Custom Domain Metadata URI Endpoints Shows Okta Domain Instead of Custom Domain
Aug 1, 2025
API Access Management
Okta Classic Engine
Okta Identity Engine
Overview
This article's purpose is to understand why the custom domain metadata URI endpoints contain the Okta domain instead of the custom domain, even if the issuer shows it as the custom domain.
Applies To
- Metadata URI
- Server discover endpoints
- Custom domain
- Okta domain
- Issuer
Cause
The Metadata URI endpoints could be:
- https://${OktaOrgName}/.well-known/openid-configuration if the Org Authorizations Server is being used.
OR
- https://${OktaOrgName}/api/v1/authorizationServers/default/.well-known/openid-configuration if the Default Custom Authorization Server is being used.
OR
- https://${OktaOrgName}/oauth2/${authorizationServerId}/.well-known/openid-configuration if some other Custom Authorization Server is being used.
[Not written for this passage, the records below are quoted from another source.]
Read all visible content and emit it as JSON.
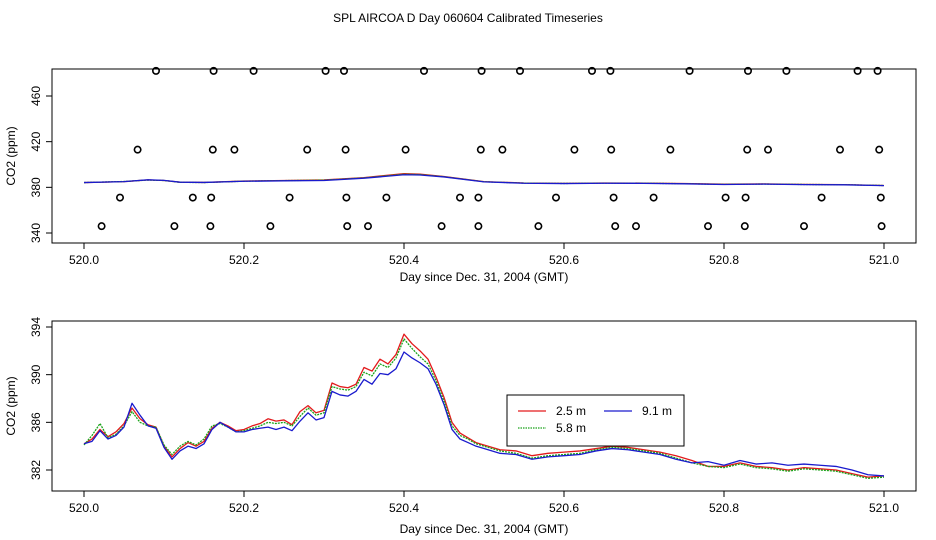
{
  "title": "SPL AIRCOA D  Day 060604  Calibrated Timeseries",
  "colors": {
    "2.5 m": "#e31a1c",
    "5.8 m": "#1aa31a",
    "9.1 m": "#1a1acd",
    "axis": "#000000",
    "marker": "#000000"
  },
  "chart_data": [
    {
      "type": "scatter",
      "title": "",
      "xlabel": "Day since Dec. 31, 2004 (GMT)",
      "ylabel": "CO2 (ppm)",
      "xlim": [
        520.0,
        521.0
      ],
      "ylim": [
        340,
        484
      ],
      "xticks": [
        "520.0",
        "520.2",
        "520.4",
        "520.6",
        "520.8",
        "521.0"
      ],
      "yticks": [
        "340",
        "380",
        "420",
        "460"
      ],
      "markers": {
        "shape": "open-circle",
        "points": [
          [
            520.09,
            482
          ],
          [
            520.162,
            482
          ],
          [
            520.212,
            482
          ],
          [
            520.302,
            482
          ],
          [
            520.325,
            482
          ],
          [
            520.425,
            482
          ],
          [
            520.497,
            482
          ],
          [
            520.545,
            482
          ],
          [
            520.635,
            482
          ],
          [
            520.658,
            482
          ],
          [
            520.757,
            482
          ],
          [
            520.83,
            482
          ],
          [
            520.878,
            482
          ],
          [
            520.967,
            482
          ],
          [
            520.992,
            482
          ],
          [
            520.067,
            413
          ],
          [
            520.161,
            413
          ],
          [
            520.188,
            413
          ],
          [
            520.279,
            413
          ],
          [
            520.327,
            413
          ],
          [
            520.402,
            413
          ],
          [
            520.496,
            413
          ],
          [
            520.523,
            413
          ],
          [
            520.613,
            413
          ],
          [
            520.659,
            413
          ],
          [
            520.733,
            413
          ],
          [
            520.829,
            413
          ],
          [
            520.855,
            413
          ],
          [
            520.945,
            413
          ],
          [
            520.994,
            413
          ],
          [
            520.045,
            371
          ],
          [
            520.136,
            371
          ],
          [
            520.159,
            371
          ],
          [
            520.257,
            371
          ],
          [
            520.328,
            371
          ],
          [
            520.378,
            371
          ],
          [
            520.47,
            371
          ],
          [
            520.493,
            371
          ],
          [
            520.59,
            371
          ],
          [
            520.662,
            371
          ],
          [
            520.712,
            371
          ],
          [
            520.802,
            371
          ],
          [
            520.827,
            371
          ],
          [
            520.922,
            371
          ],
          [
            520.996,
            371
          ],
          [
            520.022,
            346
          ],
          [
            520.113,
            346
          ],
          [
            520.158,
            346
          ],
          [
            520.233,
            346
          ],
          [
            520.329,
            346
          ],
          [
            520.355,
            346
          ],
          [
            520.447,
            346
          ],
          [
            520.493,
            346
          ],
          [
            520.568,
            346
          ],
          [
            520.664,
            346
          ],
          [
            520.69,
            346
          ],
          [
            520.78,
            346
          ],
          [
            520.826,
            346
          ],
          [
            520.9,
            346
          ],
          [
            520.997,
            346
          ]
        ]
      },
      "series": [
        {
          "name": "2.5 m",
          "x": [
            520.0,
            520.05,
            520.08,
            520.1,
            520.12,
            520.15,
            520.2,
            520.25,
            520.3,
            520.35,
            520.4,
            520.42,
            520.45,
            520.5,
            520.55,
            520.6,
            520.65,
            520.7,
            520.75,
            520.8,
            520.85,
            520.9,
            520.95,
            521.0
          ],
          "y": [
            384.2,
            385.0,
            386.5,
            386.0,
            384.5,
            384.3,
            385.5,
            386.0,
            386.5,
            388.5,
            392.0,
            391.5,
            389.5,
            385.0,
            383.8,
            383.5,
            383.8,
            383.7,
            383.3,
            382.8,
            383.0,
            382.6,
            382.4,
            381.6
          ]
        },
        {
          "name": "5.8 m",
          "x": [
            520.0,
            520.05,
            520.08,
            520.1,
            520.12,
            520.15,
            520.2,
            520.25,
            520.3,
            520.35,
            520.4,
            520.42,
            520.45,
            520.5,
            520.55,
            520.6,
            520.65,
            520.7,
            520.75,
            520.8,
            520.85,
            520.9,
            520.95,
            521.0
          ],
          "y": [
            384.2,
            385.1,
            386.4,
            386.0,
            384.4,
            384.2,
            385.4,
            385.9,
            386.3,
            388.3,
            391.5,
            391.2,
            389.3,
            384.9,
            383.7,
            383.4,
            383.7,
            383.6,
            383.2,
            382.6,
            382.9,
            382.5,
            382.3,
            381.6
          ]
        },
        {
          "name": "9.1 m",
          "x": [
            520.0,
            520.05,
            520.08,
            520.1,
            520.12,
            520.15,
            520.2,
            520.25,
            520.3,
            520.35,
            520.4,
            520.42,
            520.45,
            520.5,
            520.55,
            520.6,
            520.65,
            520.7,
            520.75,
            520.8,
            520.85,
            520.9,
            520.95,
            521.0
          ],
          "y": [
            384.2,
            385.0,
            386.6,
            386.1,
            384.5,
            384.3,
            385.3,
            385.7,
            386.0,
            388.0,
            391.0,
            390.8,
            389.1,
            384.8,
            383.6,
            383.3,
            383.6,
            383.5,
            383.1,
            382.5,
            382.8,
            382.4,
            382.2,
            381.5
          ]
        }
      ]
    },
    {
      "type": "line",
      "title": "",
      "xlabel": "Day since Dec. 31, 2004 (GMT)",
      "ylabel": "CO2 (ppm)",
      "xlim": [
        520.0,
        521.0
      ],
      "ylim": [
        380.6,
        394.6
      ],
      "xticks": [
        "520.0",
        "520.2",
        "520.4",
        "520.6",
        "520.8",
        "521.0"
      ],
      "yticks": [
        "382",
        "386",
        "390",
        "394"
      ],
      "legend": {
        "position": "center-right",
        "entries": [
          "2.5 m",
          "9.1 m",
          "5.8 m"
        ]
      },
      "series": [
        {
          "name": "2.5 m",
          "x": [
            520.0,
            520.01,
            520.02,
            520.03,
            520.04,
            520.05,
            520.06,
            520.07,
            520.08,
            520.09,
            520.1,
            520.11,
            520.12,
            520.13,
            520.14,
            520.15,
            520.16,
            520.17,
            520.18,
            520.19,
            520.2,
            520.21,
            520.22,
            520.23,
            520.24,
            520.25,
            520.26,
            520.27,
            520.28,
            520.29,
            520.3,
            520.31,
            520.32,
            520.33,
            520.34,
            520.35,
            520.36,
            520.37,
            520.38,
            520.39,
            520.4,
            520.41,
            520.42,
            520.43,
            520.44,
            520.45,
            520.46,
            520.47,
            520.48,
            520.49,
            520.5,
            520.52,
            520.54,
            520.56,
            520.58,
            520.6,
            520.62,
            520.64,
            520.66,
            520.68,
            520.7,
            520.72,
            520.74,
            520.76,
            520.78,
            520.8,
            520.82,
            520.84,
            520.86,
            520.88,
            520.9,
            520.92,
            520.94,
            520.96,
            520.98,
            521.0
          ],
          "y": [
            384.2,
            384.6,
            385.4,
            384.8,
            385.2,
            385.9,
            387.2,
            386.3,
            385.8,
            385.6,
            384.0,
            383.1,
            383.8,
            384.3,
            384.0,
            384.4,
            385.5,
            386.0,
            385.7,
            385.3,
            385.4,
            385.7,
            385.9,
            386.3,
            386.1,
            386.2,
            385.8,
            386.9,
            387.4,
            386.8,
            387.0,
            389.3,
            389.0,
            388.9,
            389.2,
            390.6,
            390.3,
            391.3,
            390.9,
            391.7,
            393.4,
            392.6,
            392.0,
            391.3,
            389.8,
            388.1,
            386.0,
            385.1,
            384.7,
            384.3,
            384.1,
            383.7,
            383.6,
            383.2,
            383.4,
            383.5,
            383.6,
            383.8,
            384.0,
            383.9,
            383.7,
            383.5,
            383.2,
            382.8,
            382.3,
            382.3,
            382.6,
            382.3,
            382.2,
            382.0,
            382.2,
            382.1,
            382.0,
            381.7,
            381.4,
            381.5
          ]
        },
        {
          "name": "5.8 m",
          "x": [
            520.0,
            520.01,
            520.02,
            520.03,
            520.04,
            520.05,
            520.06,
            520.07,
            520.08,
            520.09,
            520.1,
            520.11,
            520.12,
            520.13,
            520.14,
            520.15,
            520.16,
            520.17,
            520.18,
            520.19,
            520.2,
            520.21,
            520.22,
            520.23,
            520.24,
            520.25,
            520.26,
            520.27,
            520.28,
            520.29,
            520.3,
            520.31,
            520.32,
            520.33,
            520.34,
            520.35,
            520.36,
            520.37,
            520.38,
            520.39,
            520.4,
            520.41,
            520.42,
            520.43,
            520.44,
            520.45,
            520.46,
            520.47,
            520.48,
            520.49,
            520.5,
            520.52,
            520.54,
            520.56,
            520.58,
            520.6,
            520.62,
            520.64,
            520.66,
            520.68,
            520.7,
            520.72,
            520.74,
            520.76,
            520.78,
            520.8,
            520.82,
            520.84,
            520.86,
            520.88,
            520.9,
            520.92,
            520.94,
            520.96,
            520.98,
            521.0
          ],
          "y": [
            384.1,
            384.9,
            385.9,
            384.7,
            385.0,
            385.7,
            386.9,
            386.0,
            385.7,
            385.6,
            384.1,
            383.3,
            384.0,
            384.4,
            384.1,
            384.6,
            385.7,
            385.9,
            385.6,
            385.2,
            385.3,
            385.5,
            385.7,
            386.0,
            385.9,
            386.0,
            385.7,
            386.5,
            387.2,
            386.6,
            386.8,
            389.0,
            388.8,
            388.7,
            389.0,
            390.2,
            389.9,
            390.9,
            390.6,
            391.4,
            393.0,
            392.2,
            391.5,
            390.9,
            389.5,
            387.8,
            385.7,
            384.9,
            384.6,
            384.2,
            384.0,
            383.6,
            383.4,
            383.0,
            383.2,
            383.3,
            383.4,
            383.7,
            383.9,
            383.8,
            383.6,
            383.4,
            383.0,
            382.6,
            382.3,
            382.2,
            382.5,
            382.2,
            382.1,
            381.9,
            382.1,
            382.0,
            381.9,
            381.6,
            381.3,
            381.4
          ]
        },
        {
          "name": "9.1 m",
          "x": [
            520.0,
            520.01,
            520.02,
            520.03,
            520.04,
            520.05,
            520.06,
            520.07,
            520.08,
            520.09,
            520.1,
            520.11,
            520.12,
            520.13,
            520.14,
            520.15,
            520.16,
            520.17,
            520.18,
            520.19,
            520.2,
            520.21,
            520.22,
            520.23,
            520.24,
            520.25,
            520.26,
            520.27,
            520.28,
            520.29,
            520.3,
            520.31,
            520.32,
            520.33,
            520.34,
            520.35,
            520.36,
            520.37,
            520.38,
            520.39,
            520.4,
            520.41,
            520.42,
            520.43,
            520.44,
            520.45,
            520.46,
            520.47,
            520.48,
            520.49,
            520.5,
            520.52,
            520.54,
            520.56,
            520.58,
            520.6,
            520.62,
            520.64,
            520.66,
            520.68,
            520.7,
            520.72,
            520.74,
            520.76,
            520.78,
            520.8,
            520.82,
            520.84,
            520.86,
            520.88,
            520.9,
            520.92,
            520.94,
            520.96,
            520.98,
            521.0
          ],
          "y": [
            384.2,
            384.4,
            385.3,
            384.6,
            384.9,
            385.6,
            387.6,
            386.6,
            385.7,
            385.5,
            383.9,
            382.9,
            383.6,
            384.0,
            383.8,
            384.2,
            385.4,
            386.0,
            385.6,
            385.2,
            385.2,
            385.4,
            385.5,
            385.6,
            385.4,
            385.6,
            385.3,
            386.1,
            386.8,
            386.2,
            386.4,
            388.6,
            388.3,
            388.2,
            388.6,
            389.6,
            389.2,
            390.1,
            390.0,
            390.5,
            391.9,
            391.4,
            391.0,
            390.5,
            389.2,
            387.5,
            385.4,
            384.6,
            384.3,
            384.0,
            383.8,
            383.4,
            383.3,
            382.9,
            383.1,
            383.2,
            383.3,
            383.6,
            383.8,
            383.7,
            383.5,
            383.3,
            382.9,
            382.6,
            382.7,
            382.4,
            382.8,
            382.5,
            382.6,
            382.4,
            382.5,
            382.4,
            382.3,
            382.0,
            381.6,
            381.5
          ]
        }
      ]
    }
  ]
}
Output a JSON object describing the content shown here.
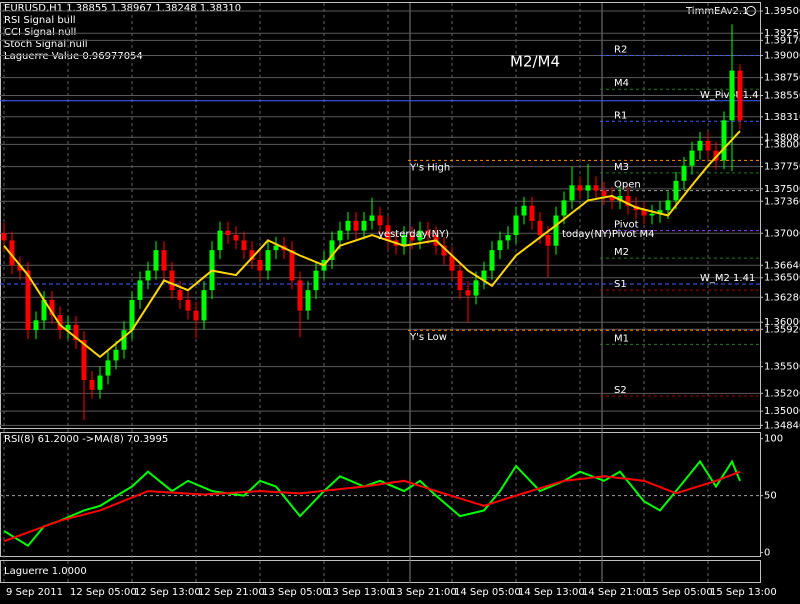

The custom domain Metadata URI endpoint could show the issuer as the custom domain, with the rest of the endpoints pointing to the Okta domain because the issuer is hardcoded.
Solution
- If the org authorization server is being used, then change the Issuer in Applications > Applications > Sign On > OpenID Connect ID Token to Dynamic.
- If the custom authorization server is being used, then change the Issuer in Security > API > Settings to Dynamic.